A few days into my hospital stay I met my priest.  According to my husband, I was in the middle of a panic attack and was in so much pain when Father John walked in.  (I remember Father John coming in, but don’t remember the rest.)  He said I instantly calmed when I saw the priest.  Father John was amazing.  He sat down with me and let me talk and cry.  He blessed me with Holy Oil.  He was truly amazing.  He visited me often while I was there.  I joked around that they kept moving me to different rooms but that Father John was very good tending his flock cause he always found me.

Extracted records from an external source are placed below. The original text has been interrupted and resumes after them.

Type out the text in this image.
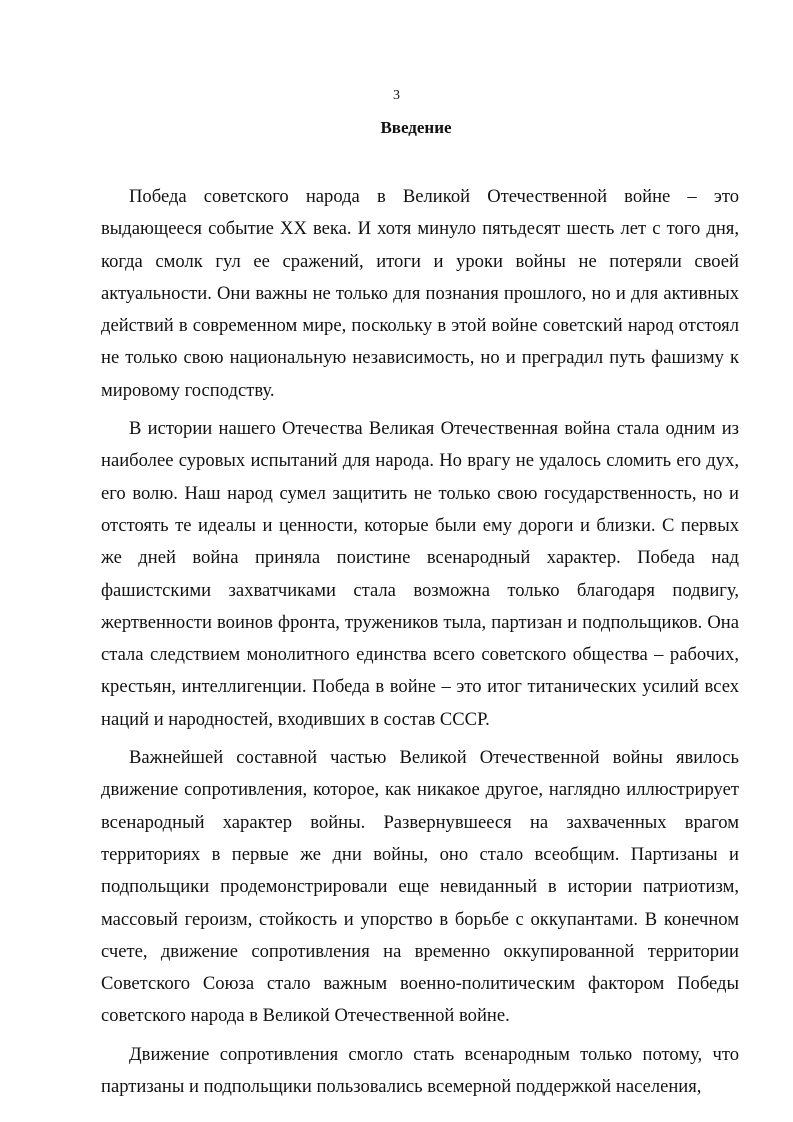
3
Введение

Победа советского народа в Великой Отечественной войне – это выдающееся событие XX века. И хотя минуло пятьдесят шесть лет с того дня, когда смолк гул ее сражений, итоги и уроки войны не потеряли своей актуальности. Они важны не только для познания прошлого, но и для активных действий в современном мире, поскольку в этой войне советский народ отстоял не только свою национальную независимость, но и преградил путь фашизму к мировому господству.

В истории нашего Отечества Великая Отечественная война стала одним из наиболее суровых испытаний для народа. Но врагу не удалось сломить его дух, его волю. Наш народ сумел защитить не только свою государственность, но и отстоять те идеалы и ценности, которые были ему дороги и близки. С первых же дней война приняла поистине всенародный характер. Победа над фашистскими захватчиками стала возможна только благодаря подвигу, жертвенности воинов фронта, тружеников тыла, партизан и подпольщиков. Она стала следствием монолитного единства всего советского общества – рабочих, крестьян, интеллигенции. Победа в войне – это итог титанических усилий всех наций и народностей, входивших в состав СССР.

Важнейшей составной частью Великой Отечественной войны явилось движение сопротивления, которое, как никакое другое, наглядно иллюстрирует всенародный характер войны. Развернувшееся на захваченных врагом территориях в первые же дни войны, оно стало всеобщим. Партизаны и подпольщики продемонстрировали еще невиданный в истории патриотизм, массовый героизм, стойкость и упорство в борьбе с оккупантами. В конечном счете, движение сопротивления на временно оккупированной территории Советского Союза стало важным военно-политическим фактором Победы советского народа в Великой Отечественной войне.

Движение сопротивления смогло стать всенародным только потому, что партизаны и подпольщики пользовались всемерной поддержкой населения,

I spent about 4.5 of the 6 weeks in the rehabilitation unit.  When I first got there, I was a blubbery mess.  I couldn’t stop crying.  I was scared and in pain.  That’s where I first heard the “P” word: paraplegic.  When they referred to me as a paraplegic, I knew they had to be wrong.  The non-moving legs was just temporary.  My surgeon is one of the best in the country.  There’s no way I’m not walking again.  This made me cry.  But then I’d realize that there was a chance my legs wouldn’t come back.  That made me cry more.  They sent in a man who had been a paraplegic for 20 something years to inspire me.  This made me cry.  Then I felt terrible for feeling this way, but I couldn’t help thinking that while he was able to do amazing things, I just couldn’t be permanently paralyzed.  That made me cry more.  The staff gave me freshly baked chocolate chip cookies.  This made me cry less.  But then the thoughts would come back and I’d cry again.

The first day the therapists wanted me to do things like transfer from the bed to the wheelchair on a wooden board.  I told them they were smoking crack.  They wanted me to sit on the edge of the bed.  I would cry and tell them I would fall.  I was scared to do anything.  And did I mention the pain?  I was trying to not take pain medications for fear of addiction.  My doctors had to repeatedly tell me that it was in my best interest to take them and that there was no way I would get addicted if taking them as they instructed.  I complied, but with the secret thought that my goal was to get off of them as soon as possible.

So, that’s an introduction of me and the start of this crazily scary journey.  But at the end of the day, I hang on to my cautious optimism as it’s all I have to get me through.